Ultimately, I enjoyed seeing Telltale get a chance to flex their creative muscle in a different (although perhaps just as intense) world. Their game engine may not be completely perfect, but it's a great vehicle for delivering interactive experiences that blend the best of active and passive storytelling.
Fellow games developer Quantic Dream released the "interactive drama" game, Heavy Rain, in 2010. While far more photorealistic, the engine powering that game allowed for a similar type of "choose-your-own adventure" story that Telltale has master. Studio lead David Cage hinted at the possibility of using that engine to continue delivering more stories.
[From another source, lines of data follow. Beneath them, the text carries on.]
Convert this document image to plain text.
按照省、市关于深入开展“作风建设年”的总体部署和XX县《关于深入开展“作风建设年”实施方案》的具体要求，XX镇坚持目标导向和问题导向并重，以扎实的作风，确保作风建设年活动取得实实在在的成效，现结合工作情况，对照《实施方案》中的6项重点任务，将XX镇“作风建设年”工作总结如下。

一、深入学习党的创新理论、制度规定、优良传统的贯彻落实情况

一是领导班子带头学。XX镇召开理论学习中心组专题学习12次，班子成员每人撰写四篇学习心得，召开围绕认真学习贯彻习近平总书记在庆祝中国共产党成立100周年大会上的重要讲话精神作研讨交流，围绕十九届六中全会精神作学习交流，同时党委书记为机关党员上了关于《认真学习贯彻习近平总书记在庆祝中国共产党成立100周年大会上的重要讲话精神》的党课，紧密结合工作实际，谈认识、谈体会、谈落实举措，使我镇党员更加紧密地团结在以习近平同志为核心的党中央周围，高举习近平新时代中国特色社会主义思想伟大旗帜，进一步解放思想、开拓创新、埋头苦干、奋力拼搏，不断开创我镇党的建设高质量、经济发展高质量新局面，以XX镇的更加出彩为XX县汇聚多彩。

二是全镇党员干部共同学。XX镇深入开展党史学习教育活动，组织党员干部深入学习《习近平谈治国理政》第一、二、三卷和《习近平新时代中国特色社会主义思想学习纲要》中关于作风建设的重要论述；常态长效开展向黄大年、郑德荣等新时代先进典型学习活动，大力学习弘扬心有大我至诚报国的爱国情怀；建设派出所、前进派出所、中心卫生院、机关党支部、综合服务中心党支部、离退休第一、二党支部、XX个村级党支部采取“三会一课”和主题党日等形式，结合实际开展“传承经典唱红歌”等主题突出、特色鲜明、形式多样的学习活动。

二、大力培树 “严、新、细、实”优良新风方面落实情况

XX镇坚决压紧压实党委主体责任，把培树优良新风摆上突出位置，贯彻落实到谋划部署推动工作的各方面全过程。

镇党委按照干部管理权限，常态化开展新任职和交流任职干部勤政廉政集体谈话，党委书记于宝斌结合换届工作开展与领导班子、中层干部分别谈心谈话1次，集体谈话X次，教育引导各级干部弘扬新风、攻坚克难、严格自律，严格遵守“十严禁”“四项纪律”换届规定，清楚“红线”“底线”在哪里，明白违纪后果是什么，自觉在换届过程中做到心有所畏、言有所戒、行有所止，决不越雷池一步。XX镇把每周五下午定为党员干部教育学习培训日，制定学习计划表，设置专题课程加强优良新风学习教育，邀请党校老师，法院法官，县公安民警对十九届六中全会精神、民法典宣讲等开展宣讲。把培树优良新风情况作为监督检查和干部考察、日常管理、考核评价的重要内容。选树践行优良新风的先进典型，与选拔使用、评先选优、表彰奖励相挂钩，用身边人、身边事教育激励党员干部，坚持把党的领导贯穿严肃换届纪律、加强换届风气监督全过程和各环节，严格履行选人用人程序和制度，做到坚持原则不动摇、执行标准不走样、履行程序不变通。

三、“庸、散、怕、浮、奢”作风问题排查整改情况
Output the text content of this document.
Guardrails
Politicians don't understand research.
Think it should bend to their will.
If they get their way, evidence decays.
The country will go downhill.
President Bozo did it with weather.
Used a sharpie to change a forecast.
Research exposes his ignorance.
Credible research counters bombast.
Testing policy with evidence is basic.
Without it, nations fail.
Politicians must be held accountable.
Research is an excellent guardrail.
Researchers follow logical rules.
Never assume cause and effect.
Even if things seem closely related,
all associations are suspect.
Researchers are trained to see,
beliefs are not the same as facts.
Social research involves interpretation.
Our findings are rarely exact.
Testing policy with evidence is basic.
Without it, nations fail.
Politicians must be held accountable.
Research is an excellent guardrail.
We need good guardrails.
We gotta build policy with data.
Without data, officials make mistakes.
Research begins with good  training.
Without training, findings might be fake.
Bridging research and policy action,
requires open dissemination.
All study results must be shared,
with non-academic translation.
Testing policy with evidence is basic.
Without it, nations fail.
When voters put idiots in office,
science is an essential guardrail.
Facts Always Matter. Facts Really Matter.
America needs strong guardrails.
While we eventually got the less-well-received Beyond: Two Souls from that studio in 2013, no such episodic gaming ever came out of Quantic Dream.
Telltale, on the other hand, continues to deliver bite-sized, impactful experiences each year, doled out in sub-two-hour episodes that can either be enjoyed as they release or as "binge" gaming sessions later. The most surprising thing is that more studios haven't explored this space, as it's a welcome diversion from the shooter-saturated gaming landscape.
The Wolf Among Us, more than anything, proves that The Walking Dead was not a fluke: Telltale knows what they're doing here, leading the charge in the industry for a new type of entertainment. We may look back at these games in five or ten years' time as the early turning point in games becoming the medium of choice for impactful, story-driven experiences. And that's about the highest praise I can offer here; consider this game wholeheartedly recommended.
Reviewed on PlayStation 3 using retail codes purchased on PlayStation Network. Completed all five episodes on a single playthrough of the story.